David Lean vuole proporre l'idillio e al contempo non vuole concedere "grandi speranze" ai suoi personaggi e all'astante che dovrebbe parteggiare per essi: mette subito in chiaro le cose. Potrebbe far cominciare Breve incontro dal primo casuale rendez-vous e invece - parafrasando Agatha Christie - si affida alla filosofia del "nella mia fine è il mio principio", partendo dall'addio, che si saprà essere straziante grazie a flashback multipli e puntuali. Non si fa in tempo a penetrare nella reale sofferenza della coppia clandestina, perché la triste realtà è subito sotto gli occhi.
Non basta: il cineasta non vuole nemmeno ingannare. Rachmaninov e la sua intemperanza da virtuoso del pianoforte spezzano i fili di speranza circa il possibile happy end. L'impatto destabilizzante dei tasti del piano viene mitigato, parzialmente, da un cambio di registro solo apparente: quello che è un assolo si trasforma in un concerto; ma ciò capita perché la sorte non agisce da sola e, come altri strumenti circostanziano la portata della creazione musicale, così novelli particolari narrativi contribuiscono a condurre gli amanti verso l'inizio e/o la fine. L'autore di Lawrence d'Arabia potrebbe affidarsi a musicisti affermati dell'epoca, come Arthur Wimperis o William Walton o Allan Gray, invece opta per un brano di un autore classico, morto solo due anni prima. Come se il soggetto di Noël Coward fosse letto con un preciso riferimento melodico in sottofondo: quello, appunto, di Sergej Rachmaninov.

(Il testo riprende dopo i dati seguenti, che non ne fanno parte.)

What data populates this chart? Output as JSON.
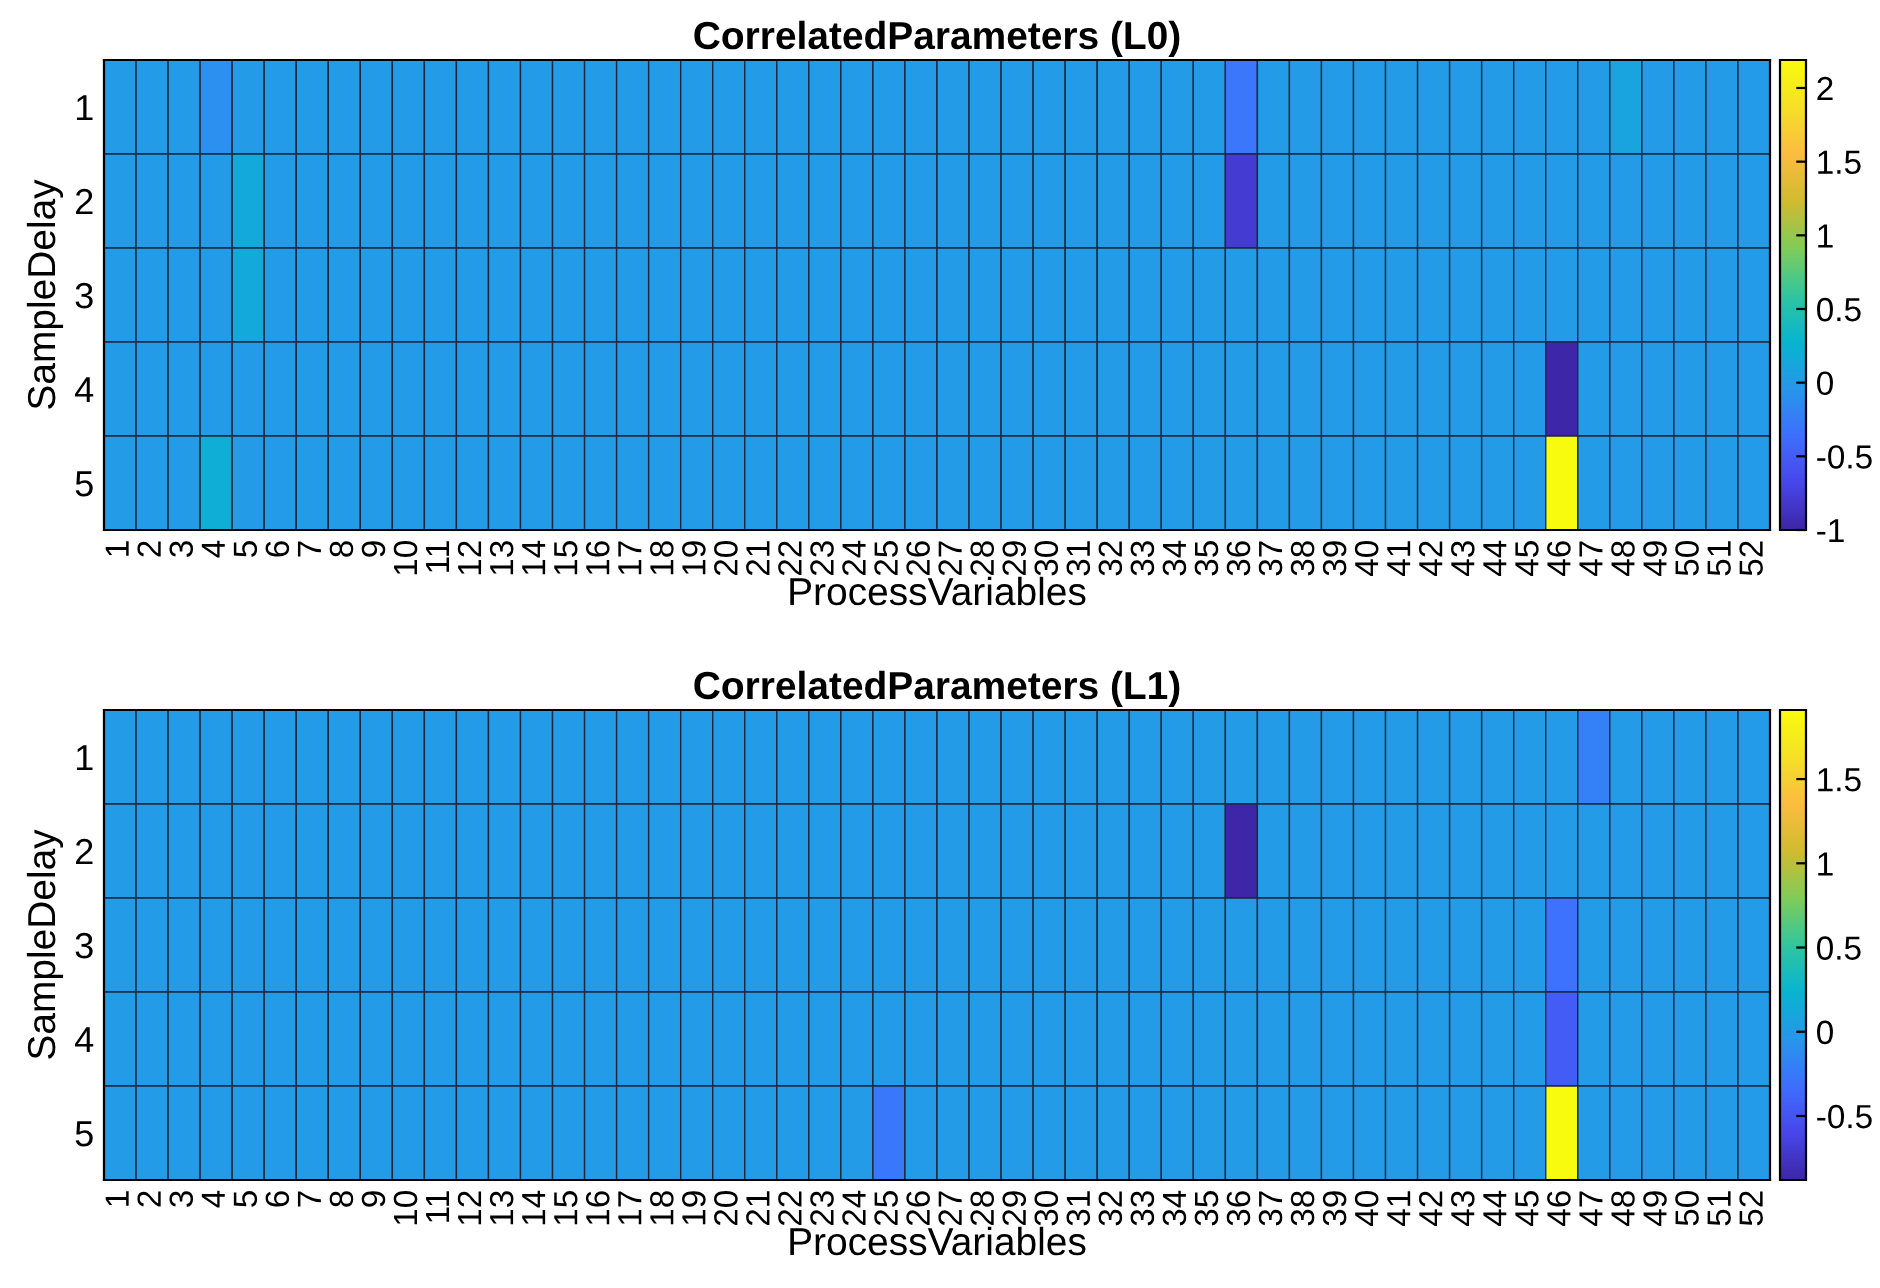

Visconti, invece, delega al post-romanticismo "titanico" di Mahler la descrizione della malsana vicenda veneta: i violini della quinta sinfonia del maestro boemo sostengono i pensieri e gli sguardi anelanti di Von Aschenbach, e obbligano la cinepresa di Pasqualino De Santis a scrutare con flemma atarassica il lento discendere di un uomo e di una città verso gli inferi. Le accelerazioni del compositore, invece, sprigionano le ultime stille di energia del patetico personaggio di Dirk Bogarde.

Un cinema, quello di Lean e di Visconti, grandissimo nella sua diversità, eppure accomunato da una sensibilità estrema per l'uso delle musiche e per la centralità conferita alla letteratura. Si pensi anche solo, per quanto concerne la filmografia leaniana, ai temi conduttori che hanno contribuito a rendere immortali film come Il ponte sul fiume Kwai (la nota Colonel Bogey March), Lawrence d'Arabia o Il dottor Zivago (questi ultimi due firmati da Maurice Jarre, poi collaboratore di Visconti per La caduta degli dei). Circa il cineasta italiano, invece, all'utilizzo sagace di classici come Verdi o Bruckner alternato a soundtrack originali di Mannino o Rota.

Una musica, quella di Rachmaninov e di Mahler, altrettanto notevole pur nella differente ispirazione e concezione. Virile e decisa quella del compositore russo, mistica e figlia di una contaminatio filosofica quella dell'autore austriaco d'adozione. Geni diversi che hanno incontrato, dopo la loro morte, estimatori sopraffini in altri due maestri: il Lean di Brief Encounter e il Visconti di Morte a Venezia.